As she traces the evolution of her career from the early days when she was a member of the Denishawn Dance Company through the bleak Goldwyn Follies years to the founding of her own company, Graham mentions a host of celebrated people from all walks who crossed her path and sometimes illuminated it: Indira Gandhi, George Balanchine (with whom she once happily cooperated in a ballet), Anthony Tudor, Rudolf Nureyev, Mikhail Baryshnikov, Eleanor Roosevelt, Pope John Paul II, Harry Truman and so on and on. These allusions are neither name-dropping nor frivolous gestures. Each one who confronted her altered her life in a significant way and sometimes was the inspiration for a ballet.

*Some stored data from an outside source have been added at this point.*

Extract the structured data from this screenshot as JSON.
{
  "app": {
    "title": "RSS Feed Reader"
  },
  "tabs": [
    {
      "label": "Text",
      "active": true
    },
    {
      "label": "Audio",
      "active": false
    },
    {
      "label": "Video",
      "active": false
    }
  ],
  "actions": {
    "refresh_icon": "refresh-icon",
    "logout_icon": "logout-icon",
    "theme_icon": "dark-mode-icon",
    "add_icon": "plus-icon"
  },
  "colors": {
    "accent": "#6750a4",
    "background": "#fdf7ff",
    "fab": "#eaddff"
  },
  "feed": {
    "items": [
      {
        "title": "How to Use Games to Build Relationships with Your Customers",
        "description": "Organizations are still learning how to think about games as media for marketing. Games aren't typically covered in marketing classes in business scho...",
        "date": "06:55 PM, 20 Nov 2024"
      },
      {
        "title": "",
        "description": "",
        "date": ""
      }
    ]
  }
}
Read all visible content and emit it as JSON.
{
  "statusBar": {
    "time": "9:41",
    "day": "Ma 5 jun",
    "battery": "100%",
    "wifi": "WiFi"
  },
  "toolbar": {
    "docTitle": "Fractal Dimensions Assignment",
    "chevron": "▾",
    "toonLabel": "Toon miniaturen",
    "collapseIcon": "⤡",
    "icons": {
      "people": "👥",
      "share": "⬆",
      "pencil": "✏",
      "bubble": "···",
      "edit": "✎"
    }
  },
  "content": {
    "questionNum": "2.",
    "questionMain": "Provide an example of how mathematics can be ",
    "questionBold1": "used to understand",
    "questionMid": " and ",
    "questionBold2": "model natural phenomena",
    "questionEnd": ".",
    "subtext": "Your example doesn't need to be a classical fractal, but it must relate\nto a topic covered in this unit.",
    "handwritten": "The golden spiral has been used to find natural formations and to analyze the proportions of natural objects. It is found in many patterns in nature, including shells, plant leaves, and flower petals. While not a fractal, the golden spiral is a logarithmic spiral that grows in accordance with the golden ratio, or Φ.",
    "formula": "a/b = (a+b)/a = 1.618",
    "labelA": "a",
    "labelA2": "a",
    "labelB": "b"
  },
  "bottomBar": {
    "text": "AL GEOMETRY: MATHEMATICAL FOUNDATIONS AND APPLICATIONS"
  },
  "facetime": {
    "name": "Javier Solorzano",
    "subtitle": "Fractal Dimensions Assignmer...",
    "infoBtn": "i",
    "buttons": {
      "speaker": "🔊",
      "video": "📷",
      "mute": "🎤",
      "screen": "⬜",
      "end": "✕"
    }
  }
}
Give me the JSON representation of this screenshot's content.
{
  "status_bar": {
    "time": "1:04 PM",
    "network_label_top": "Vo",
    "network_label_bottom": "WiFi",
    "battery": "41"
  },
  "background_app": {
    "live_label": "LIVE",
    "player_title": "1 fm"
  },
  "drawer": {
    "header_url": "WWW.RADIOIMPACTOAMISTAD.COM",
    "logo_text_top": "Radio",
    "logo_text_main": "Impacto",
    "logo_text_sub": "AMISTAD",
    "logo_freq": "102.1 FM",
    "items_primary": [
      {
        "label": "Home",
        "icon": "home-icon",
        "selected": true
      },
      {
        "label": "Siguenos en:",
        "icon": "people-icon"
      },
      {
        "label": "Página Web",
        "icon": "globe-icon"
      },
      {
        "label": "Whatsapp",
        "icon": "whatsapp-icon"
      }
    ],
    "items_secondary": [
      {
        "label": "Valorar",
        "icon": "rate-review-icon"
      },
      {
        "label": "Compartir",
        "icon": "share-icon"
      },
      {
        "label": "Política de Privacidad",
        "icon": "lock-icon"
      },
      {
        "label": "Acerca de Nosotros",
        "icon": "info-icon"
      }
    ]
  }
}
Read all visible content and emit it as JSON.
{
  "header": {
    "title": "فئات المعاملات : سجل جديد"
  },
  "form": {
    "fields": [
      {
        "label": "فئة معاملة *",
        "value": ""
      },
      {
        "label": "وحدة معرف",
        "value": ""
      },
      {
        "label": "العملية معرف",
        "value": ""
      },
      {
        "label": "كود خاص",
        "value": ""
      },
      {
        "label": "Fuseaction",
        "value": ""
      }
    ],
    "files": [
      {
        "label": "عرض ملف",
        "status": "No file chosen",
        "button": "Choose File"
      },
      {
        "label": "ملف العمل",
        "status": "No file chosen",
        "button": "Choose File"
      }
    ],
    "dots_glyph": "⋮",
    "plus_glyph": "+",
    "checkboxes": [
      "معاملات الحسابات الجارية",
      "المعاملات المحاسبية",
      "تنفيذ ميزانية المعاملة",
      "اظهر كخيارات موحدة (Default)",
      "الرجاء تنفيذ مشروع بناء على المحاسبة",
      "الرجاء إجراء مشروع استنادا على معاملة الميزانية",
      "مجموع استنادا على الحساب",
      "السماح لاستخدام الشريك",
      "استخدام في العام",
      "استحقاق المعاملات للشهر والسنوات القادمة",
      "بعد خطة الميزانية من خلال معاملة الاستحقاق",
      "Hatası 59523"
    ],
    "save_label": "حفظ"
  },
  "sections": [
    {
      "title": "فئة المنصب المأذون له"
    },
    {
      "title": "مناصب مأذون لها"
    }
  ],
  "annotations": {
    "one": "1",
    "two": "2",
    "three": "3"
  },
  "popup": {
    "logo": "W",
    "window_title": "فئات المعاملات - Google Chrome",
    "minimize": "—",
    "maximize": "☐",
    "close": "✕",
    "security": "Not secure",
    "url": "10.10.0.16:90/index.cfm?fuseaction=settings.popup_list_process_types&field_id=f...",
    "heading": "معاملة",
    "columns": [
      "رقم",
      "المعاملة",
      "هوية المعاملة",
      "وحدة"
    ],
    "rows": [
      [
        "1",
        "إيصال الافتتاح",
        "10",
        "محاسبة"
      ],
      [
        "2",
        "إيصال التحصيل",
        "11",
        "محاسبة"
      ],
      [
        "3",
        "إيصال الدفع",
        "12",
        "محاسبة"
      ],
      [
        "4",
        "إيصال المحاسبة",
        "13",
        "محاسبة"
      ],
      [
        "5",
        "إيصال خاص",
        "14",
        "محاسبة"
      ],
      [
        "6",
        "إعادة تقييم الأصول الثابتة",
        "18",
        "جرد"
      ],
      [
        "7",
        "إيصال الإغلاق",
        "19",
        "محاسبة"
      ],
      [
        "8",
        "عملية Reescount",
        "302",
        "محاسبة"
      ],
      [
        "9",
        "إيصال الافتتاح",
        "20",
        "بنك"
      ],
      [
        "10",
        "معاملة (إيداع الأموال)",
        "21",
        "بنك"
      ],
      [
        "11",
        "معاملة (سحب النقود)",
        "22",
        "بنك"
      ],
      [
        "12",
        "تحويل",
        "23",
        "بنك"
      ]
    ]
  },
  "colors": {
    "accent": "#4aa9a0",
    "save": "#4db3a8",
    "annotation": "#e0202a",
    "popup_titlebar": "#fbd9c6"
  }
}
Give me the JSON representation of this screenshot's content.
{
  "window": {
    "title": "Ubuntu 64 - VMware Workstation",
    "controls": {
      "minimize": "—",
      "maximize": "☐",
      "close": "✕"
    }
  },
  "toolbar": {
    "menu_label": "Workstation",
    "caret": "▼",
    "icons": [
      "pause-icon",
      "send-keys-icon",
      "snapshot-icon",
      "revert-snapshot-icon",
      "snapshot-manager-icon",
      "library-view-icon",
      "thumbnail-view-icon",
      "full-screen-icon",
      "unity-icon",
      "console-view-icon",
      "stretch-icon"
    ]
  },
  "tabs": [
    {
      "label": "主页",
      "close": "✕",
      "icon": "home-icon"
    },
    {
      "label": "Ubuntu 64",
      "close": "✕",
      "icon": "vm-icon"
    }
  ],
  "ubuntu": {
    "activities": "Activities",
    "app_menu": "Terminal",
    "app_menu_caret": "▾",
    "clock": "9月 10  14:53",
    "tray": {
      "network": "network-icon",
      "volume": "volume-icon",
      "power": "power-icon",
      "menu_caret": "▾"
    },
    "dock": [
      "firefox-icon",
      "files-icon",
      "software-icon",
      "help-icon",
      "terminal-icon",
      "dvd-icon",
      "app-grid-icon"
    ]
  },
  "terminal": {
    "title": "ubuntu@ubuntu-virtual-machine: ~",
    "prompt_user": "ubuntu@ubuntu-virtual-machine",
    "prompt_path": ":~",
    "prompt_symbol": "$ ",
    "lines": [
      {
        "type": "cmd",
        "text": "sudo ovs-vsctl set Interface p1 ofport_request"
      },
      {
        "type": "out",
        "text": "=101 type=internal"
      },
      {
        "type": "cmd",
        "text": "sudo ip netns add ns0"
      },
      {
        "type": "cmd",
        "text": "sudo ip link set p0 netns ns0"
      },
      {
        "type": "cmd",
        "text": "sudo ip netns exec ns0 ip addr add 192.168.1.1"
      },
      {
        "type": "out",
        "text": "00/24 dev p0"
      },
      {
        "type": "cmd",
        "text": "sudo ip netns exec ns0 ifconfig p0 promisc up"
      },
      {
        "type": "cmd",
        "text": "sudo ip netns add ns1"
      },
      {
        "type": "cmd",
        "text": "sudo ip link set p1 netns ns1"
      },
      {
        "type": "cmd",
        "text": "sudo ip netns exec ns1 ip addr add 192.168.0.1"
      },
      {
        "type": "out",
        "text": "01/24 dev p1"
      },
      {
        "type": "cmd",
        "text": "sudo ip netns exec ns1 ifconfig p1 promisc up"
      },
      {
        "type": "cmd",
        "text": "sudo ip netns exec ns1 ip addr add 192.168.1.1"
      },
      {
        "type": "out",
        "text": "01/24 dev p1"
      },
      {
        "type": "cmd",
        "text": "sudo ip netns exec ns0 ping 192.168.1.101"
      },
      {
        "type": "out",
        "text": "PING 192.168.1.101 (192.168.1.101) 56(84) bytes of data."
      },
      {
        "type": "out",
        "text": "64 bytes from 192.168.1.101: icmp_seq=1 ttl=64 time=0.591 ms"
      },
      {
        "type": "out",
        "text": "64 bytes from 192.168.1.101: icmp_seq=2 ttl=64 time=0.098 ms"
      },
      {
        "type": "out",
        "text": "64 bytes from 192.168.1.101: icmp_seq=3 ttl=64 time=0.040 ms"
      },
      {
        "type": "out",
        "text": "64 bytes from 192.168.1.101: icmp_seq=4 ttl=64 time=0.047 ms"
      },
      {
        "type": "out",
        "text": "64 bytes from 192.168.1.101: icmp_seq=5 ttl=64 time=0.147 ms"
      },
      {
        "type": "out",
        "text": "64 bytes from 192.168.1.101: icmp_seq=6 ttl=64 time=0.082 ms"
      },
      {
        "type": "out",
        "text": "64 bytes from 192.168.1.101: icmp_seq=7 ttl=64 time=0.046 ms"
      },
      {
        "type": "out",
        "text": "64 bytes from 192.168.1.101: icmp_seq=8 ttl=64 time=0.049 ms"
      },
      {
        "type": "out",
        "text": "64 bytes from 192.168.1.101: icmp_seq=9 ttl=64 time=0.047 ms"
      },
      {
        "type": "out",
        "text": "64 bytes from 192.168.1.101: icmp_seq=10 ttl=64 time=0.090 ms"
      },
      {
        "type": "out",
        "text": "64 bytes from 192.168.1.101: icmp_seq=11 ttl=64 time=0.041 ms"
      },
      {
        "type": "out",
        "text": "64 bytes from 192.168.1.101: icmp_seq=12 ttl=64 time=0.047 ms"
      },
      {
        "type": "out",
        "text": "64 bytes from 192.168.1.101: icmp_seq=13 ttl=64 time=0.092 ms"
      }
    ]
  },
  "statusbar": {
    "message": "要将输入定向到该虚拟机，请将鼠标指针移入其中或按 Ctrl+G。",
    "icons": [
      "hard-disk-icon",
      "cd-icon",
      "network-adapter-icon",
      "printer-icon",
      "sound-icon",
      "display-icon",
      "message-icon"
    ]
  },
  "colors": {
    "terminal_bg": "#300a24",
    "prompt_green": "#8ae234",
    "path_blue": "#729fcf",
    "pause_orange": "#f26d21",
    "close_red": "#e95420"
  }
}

Early on, Graham made the conscious decision that she would forgo marriage and children for the sacred calling of the dance. Erick Hawkins, her partner at one point, hustled her into an ill-advised marriage that came to a grinding end rather quickly. For her, sex was not fashioned for procreation, but for a delicious fulfillment. She writes that she “could never give a child the careful upbringing which I had had as a child.” Dance won out over motherhood.
Lavishly illustrated, “Blood Memory” is an index to the genius of its author as a dancer, a teacher and choreographer (though she disliked the term). No other dancer has had quite the clout and the dynamism that have distinguished the career of Martha Graham, a true original.
Robert H. Newall is a free-lance writer who resides in Hampden.